Матушка отводит мою руку ото рта. Я даже не заметила, как принялась грызть ногти.
– Что еще ты скрываешь?
– Ничего.
– И почему я тебе не верю, – отец пристально всматривается в испытуемого прищуренными глазами, а потом обводит взглядом всех нас. – Кто-нибудь еще хочет высказаться?
Томас сжимает кулаки.
Все молчат.
Чем дольше мы сидим в тишине, тем сложнее мне становится дышать. От тел соседей по скамье исходит невыносимый жар. В ноздри забивается ужасная вонь от подгузника Милли, кислый и едкий запах. Я пытаюсь втягивать воздух ртом, но горло тут же пересыхает, заставляя меня закашляться.
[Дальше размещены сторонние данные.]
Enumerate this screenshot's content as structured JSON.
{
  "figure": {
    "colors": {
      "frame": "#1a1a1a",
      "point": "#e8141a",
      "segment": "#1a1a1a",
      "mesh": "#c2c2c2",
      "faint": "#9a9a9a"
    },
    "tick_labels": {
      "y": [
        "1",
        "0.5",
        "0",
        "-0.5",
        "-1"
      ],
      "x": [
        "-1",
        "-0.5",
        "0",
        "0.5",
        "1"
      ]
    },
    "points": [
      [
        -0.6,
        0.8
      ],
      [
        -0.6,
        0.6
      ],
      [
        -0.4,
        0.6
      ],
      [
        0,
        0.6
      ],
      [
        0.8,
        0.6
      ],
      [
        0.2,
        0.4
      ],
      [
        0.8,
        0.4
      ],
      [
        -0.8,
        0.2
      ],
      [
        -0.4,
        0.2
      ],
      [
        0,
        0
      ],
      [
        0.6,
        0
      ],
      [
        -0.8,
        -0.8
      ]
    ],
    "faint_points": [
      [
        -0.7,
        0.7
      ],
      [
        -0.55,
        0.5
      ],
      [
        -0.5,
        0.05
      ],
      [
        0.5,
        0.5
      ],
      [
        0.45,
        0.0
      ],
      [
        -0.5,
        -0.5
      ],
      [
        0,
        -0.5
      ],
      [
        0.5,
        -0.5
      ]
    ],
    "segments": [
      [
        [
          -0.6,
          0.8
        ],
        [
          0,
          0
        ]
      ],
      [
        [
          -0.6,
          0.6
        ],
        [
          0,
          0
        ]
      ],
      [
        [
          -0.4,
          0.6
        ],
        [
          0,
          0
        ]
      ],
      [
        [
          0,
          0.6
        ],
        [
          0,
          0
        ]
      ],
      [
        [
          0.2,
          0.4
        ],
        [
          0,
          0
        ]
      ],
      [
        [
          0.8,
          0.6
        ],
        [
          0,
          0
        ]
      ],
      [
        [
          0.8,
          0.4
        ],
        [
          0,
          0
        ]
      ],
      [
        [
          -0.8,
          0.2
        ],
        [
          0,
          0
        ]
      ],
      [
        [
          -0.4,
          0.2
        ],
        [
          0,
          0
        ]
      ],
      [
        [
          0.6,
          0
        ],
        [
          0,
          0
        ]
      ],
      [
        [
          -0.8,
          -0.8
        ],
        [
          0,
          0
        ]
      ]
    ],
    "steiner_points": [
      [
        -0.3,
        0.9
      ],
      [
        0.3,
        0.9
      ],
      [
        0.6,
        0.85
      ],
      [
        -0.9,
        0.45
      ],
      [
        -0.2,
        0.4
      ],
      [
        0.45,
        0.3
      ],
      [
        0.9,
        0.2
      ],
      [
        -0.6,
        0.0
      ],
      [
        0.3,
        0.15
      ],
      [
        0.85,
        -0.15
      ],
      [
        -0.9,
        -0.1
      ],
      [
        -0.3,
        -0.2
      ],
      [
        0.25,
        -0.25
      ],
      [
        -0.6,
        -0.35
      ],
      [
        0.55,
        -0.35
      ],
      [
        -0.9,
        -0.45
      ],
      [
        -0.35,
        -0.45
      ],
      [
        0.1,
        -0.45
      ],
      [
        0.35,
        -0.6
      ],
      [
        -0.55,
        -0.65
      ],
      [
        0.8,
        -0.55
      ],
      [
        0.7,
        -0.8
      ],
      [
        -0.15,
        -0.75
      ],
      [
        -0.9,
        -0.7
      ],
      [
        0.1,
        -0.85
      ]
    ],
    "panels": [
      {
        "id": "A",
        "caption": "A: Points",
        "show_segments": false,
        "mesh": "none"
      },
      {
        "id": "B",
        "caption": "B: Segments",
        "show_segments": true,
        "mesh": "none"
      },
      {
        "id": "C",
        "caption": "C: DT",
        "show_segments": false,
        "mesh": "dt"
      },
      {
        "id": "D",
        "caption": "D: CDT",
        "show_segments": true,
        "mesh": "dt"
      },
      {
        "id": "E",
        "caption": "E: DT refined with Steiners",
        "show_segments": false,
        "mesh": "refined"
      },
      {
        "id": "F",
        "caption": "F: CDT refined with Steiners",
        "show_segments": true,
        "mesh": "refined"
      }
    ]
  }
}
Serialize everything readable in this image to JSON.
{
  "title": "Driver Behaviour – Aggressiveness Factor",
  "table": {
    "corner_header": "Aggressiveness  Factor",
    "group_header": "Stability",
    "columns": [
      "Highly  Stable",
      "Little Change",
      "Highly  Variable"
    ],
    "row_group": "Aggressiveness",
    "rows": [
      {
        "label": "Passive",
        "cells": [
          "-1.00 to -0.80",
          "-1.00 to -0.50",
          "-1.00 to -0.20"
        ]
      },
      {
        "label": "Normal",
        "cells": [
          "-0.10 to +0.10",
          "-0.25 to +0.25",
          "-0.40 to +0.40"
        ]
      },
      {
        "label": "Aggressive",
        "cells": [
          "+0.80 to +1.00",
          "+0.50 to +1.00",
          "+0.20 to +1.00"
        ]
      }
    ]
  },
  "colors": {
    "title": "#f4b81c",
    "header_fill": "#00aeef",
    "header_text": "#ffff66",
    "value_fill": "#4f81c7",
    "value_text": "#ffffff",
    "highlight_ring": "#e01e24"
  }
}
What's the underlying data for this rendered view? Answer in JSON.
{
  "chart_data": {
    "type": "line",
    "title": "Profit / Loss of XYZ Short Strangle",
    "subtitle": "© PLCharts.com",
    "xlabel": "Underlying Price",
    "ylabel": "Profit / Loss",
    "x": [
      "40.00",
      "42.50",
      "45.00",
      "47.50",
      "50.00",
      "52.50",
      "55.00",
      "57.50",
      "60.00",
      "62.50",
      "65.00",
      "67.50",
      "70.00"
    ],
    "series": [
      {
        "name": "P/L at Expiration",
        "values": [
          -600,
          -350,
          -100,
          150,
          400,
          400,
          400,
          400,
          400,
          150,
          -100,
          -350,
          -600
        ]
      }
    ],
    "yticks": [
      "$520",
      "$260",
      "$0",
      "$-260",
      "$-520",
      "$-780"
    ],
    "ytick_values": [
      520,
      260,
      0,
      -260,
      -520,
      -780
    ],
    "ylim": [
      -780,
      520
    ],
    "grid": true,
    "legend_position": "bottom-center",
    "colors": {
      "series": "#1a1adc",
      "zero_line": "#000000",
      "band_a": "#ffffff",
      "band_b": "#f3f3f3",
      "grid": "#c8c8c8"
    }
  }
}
– Пайпер, тебе есть что добавить?
Отец проходит в центр круга и встает прямо передо мной. Я же вижу только его недовольно поджатые губы.
Посвящение так близко. Слишком близко.
Я киваю.
– Продолжай, – говорит отец.
– Это нечестно по отношению ко всем нам, – мой голос кажется хриплым, так что приходится откашляться. Облизывая губы, я чувствую на себе взгляд Каспиана, но не осмеливаюсь поднять глаза.
– Что-то еще? – отец перемещается мне за спину.
– Твои родители представляли угрозу для нас. Они явились из Внешнего мира. И были наркозависимыми людьми.
Я ощущаю на плечах тепло ладоней, жест одобрения, и по телу разливается облегчение.
Иногда правильные вещи делать тяжелее всего. Именно такие поступки отличают нас от обитателей Внешнего мира.
– Мне кажется, их любовь волнует тебя сильнее, чем наша безопасность, – продолжаю я. – И если бы тебе пришлось выбирать, то ты предпочел бы их.
Отец отстраняется, разрывая нашу связь. Матушка сжимает мою ладонь, показывая, что гордится мной. Однако сама я не испытываю гордости. Я чувствую что-то другое, гораздо более неприятное. Мне тут же хочется забрать слова обратно. Но некоторые вещи нельзя исправить.
– Они все видят тебя насквозь, – обращается отец к Каспиану. – Пожалуйста, избавь их от страданий. Поведай о том, что натворил. Признайся в грехах, сидя в центре круга. И мы сможем вернуться к привычной жизни.
Приятель старается не заплакать, со всхлипом хватая ртом воздух. Томас сжимает кулаки так сильно, что белеют костяшки.
– Твои братья и сестры заслуживают услышать правду, – настаивает отец. – Мы все заслуживаем.
Карла присоединяется и тоже начинает умолять Каса сознаться во всем. Мама кричит так громко, что у меня звенит в ушах. Тетушки топают ногами, поднимая клубы пыли.
Сливаются лица, крики, изломанное тело Каса и отец, скользящий вокруг нас, как стрелки часов.
Желудок словно завязывается узлом, и я изо всех зажмуриваюсь.
Внезапно сквозь всеобщий хаос пробивается голос Каспиана:
– Меня посещали мысли о том, чтобы сбежать отсюда и разыскать родителей.
– Что еще? – спрашивает отец.
Я открываю глаза и вижу, как загнанный взгляд приятеля мечется, обводя всех собравшихся, точно пытаясь что-то обнаружить, пока не останавливается на моем лице. Смотрю на него в ответ.
– Я сомневался в вас, Кертис. И даже назвал лжецом. – Произнося эти слова, Кас горбится и кажется невозможно маленьким. Он так отличается от того парня, который целовал меня под звездами.